According to a new study, researchers analyzed the signs of a synaesthesia-like phenomenon in which they 'hear' silent flashes or movement. While the effect is barely known to science, the researchers found that this 'visually-evoked auditory response' (vEAR) is far more common than other types of synaesthesia, such when certain sounds elicit a specific color with flashing lights and motion evoking vivid sounds. The study was published in the journal Cortex.

The survival of this association may also explain other links between sound and vision, such as why we like to listen to music synchronized with flashing lights or dance. The effect also provides a good way to learn about what's happening in the brain in people with synaesthesia, with vEAR's high prevalence making it easier to investigate the mechanisms behind such cross-sensory perception.

While other typical synaesthesias are estimated to have an overall prevalence of 4.4%, the vEAR effect has recently gained some prominence on social media following the rise of 'noisy GIFs,' and the 'thudding pylon' GIF which received thousands of retweets.

To further investigate the prevalence of the phenomenon, the researchers carried out the first large-scale online study of this barely-known effect and recruited 4,128 participants to answer a survey, with 1,058 of these also answering additional trait-related questions.

The survey included 24 silent video clips which depicted meaningfully versus abstract subject’s engagement in slow, fast, smooth or sudden movements. This included a ballet dancer performing a pirouette and a hammer hitting a nail. The survey also included additional multiple choice questions asking about demographics, the experience of vEAR and other traits.

As well as noting the significantly higher prevalence of the vEAR, with 21% of the 4,128 completing respondents saying that they had previously experienced vEAR, the researchers also found that even meaningless abstract visual stimuli can evoke vivid sounds. The researchers also saw that vEAR was associated with phenomena such as tinnitus and musical imagery. This suggests that physiological factors such as raised cortical excitability in the brain might jointly explain these phenomena.

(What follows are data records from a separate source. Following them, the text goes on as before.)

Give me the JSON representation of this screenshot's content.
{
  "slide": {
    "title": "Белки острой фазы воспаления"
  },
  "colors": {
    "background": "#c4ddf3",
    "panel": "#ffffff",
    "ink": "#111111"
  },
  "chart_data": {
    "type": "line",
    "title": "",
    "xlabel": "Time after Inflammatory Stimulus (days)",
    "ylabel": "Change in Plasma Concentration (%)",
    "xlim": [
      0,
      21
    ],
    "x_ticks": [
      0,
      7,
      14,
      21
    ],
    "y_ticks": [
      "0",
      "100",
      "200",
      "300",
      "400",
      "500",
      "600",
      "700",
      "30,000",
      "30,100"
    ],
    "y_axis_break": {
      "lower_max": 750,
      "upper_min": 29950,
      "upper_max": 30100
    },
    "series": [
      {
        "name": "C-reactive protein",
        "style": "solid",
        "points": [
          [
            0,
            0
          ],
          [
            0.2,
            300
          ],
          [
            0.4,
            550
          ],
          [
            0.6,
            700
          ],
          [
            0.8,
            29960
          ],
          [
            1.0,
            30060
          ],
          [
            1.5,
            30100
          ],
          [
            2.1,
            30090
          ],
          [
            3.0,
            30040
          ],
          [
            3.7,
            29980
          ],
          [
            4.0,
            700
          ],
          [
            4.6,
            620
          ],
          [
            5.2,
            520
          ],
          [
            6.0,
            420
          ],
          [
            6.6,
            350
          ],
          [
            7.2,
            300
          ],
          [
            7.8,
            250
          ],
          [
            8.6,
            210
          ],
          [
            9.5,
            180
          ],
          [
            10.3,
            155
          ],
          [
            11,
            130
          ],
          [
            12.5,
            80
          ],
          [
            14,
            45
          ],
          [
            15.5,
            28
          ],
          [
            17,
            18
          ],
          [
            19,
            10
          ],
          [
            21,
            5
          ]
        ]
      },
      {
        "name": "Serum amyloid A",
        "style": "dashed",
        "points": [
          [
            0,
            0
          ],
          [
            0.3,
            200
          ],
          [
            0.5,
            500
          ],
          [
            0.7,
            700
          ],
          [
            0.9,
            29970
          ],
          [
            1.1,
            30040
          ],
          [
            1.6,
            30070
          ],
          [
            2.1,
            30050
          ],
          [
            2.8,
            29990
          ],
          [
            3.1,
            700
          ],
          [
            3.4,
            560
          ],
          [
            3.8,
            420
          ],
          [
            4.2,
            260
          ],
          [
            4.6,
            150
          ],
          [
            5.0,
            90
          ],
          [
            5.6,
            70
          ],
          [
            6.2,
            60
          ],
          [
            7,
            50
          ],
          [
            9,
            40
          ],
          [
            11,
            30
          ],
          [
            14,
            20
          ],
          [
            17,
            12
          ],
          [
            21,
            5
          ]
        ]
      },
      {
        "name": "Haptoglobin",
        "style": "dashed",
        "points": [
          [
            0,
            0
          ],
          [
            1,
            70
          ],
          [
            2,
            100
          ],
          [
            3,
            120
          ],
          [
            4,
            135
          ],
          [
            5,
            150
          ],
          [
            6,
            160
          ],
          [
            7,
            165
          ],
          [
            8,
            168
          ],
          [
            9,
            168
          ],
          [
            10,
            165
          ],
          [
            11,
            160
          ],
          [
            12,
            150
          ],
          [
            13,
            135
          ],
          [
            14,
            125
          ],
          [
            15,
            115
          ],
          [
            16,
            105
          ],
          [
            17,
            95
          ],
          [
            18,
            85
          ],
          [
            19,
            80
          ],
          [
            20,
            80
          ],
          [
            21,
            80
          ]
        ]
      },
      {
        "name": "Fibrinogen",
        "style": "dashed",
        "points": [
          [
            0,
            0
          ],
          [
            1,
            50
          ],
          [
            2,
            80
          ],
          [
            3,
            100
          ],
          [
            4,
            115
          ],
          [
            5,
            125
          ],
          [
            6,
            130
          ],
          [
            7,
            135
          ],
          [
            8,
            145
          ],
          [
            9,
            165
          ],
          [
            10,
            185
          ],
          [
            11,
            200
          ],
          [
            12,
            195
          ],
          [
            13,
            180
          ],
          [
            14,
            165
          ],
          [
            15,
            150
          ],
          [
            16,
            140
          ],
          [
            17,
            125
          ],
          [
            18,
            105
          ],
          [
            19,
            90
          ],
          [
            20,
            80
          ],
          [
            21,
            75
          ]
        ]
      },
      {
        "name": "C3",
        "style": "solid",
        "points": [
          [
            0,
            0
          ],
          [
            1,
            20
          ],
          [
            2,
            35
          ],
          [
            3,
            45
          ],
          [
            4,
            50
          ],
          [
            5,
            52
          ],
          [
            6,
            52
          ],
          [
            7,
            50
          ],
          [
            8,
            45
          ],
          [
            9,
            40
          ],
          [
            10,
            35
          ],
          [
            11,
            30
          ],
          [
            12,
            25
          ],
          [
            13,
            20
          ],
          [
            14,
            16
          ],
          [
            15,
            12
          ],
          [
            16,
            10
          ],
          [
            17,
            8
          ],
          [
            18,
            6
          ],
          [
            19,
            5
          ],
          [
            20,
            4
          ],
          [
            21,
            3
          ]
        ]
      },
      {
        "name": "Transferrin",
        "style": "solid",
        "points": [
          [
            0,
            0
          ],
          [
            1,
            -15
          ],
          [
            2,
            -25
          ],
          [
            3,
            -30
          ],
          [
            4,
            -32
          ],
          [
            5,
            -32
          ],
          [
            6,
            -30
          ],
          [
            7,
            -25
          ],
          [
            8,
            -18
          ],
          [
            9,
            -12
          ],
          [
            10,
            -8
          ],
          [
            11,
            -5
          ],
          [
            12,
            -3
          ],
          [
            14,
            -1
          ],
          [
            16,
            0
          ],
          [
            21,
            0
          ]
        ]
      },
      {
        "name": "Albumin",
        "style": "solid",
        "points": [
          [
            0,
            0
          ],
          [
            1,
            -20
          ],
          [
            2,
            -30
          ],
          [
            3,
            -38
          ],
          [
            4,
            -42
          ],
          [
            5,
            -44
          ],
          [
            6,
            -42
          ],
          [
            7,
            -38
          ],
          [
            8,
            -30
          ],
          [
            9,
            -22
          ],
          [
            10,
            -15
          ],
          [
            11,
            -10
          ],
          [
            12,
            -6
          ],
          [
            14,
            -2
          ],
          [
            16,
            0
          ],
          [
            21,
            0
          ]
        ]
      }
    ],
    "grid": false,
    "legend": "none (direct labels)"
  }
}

They assume that these sensations may sometimes reflect leakage of information from visual parts of the brain into areas that are more usually devoted to hearing. In extreme forms of this crosstalk, any abstract visual motion or flashing may be sufficient to trigger the sensation of hearing sounds.

An exciting insight into the different ways some of us perceive the world around us. The high prevalence of this phenomenon may make it easier for us to study and better understand the underlying mechanisms in the brain behind such synaesthetic effects. The study findings allow us to begin to build a picture of the types of people who may have this Visual Ear.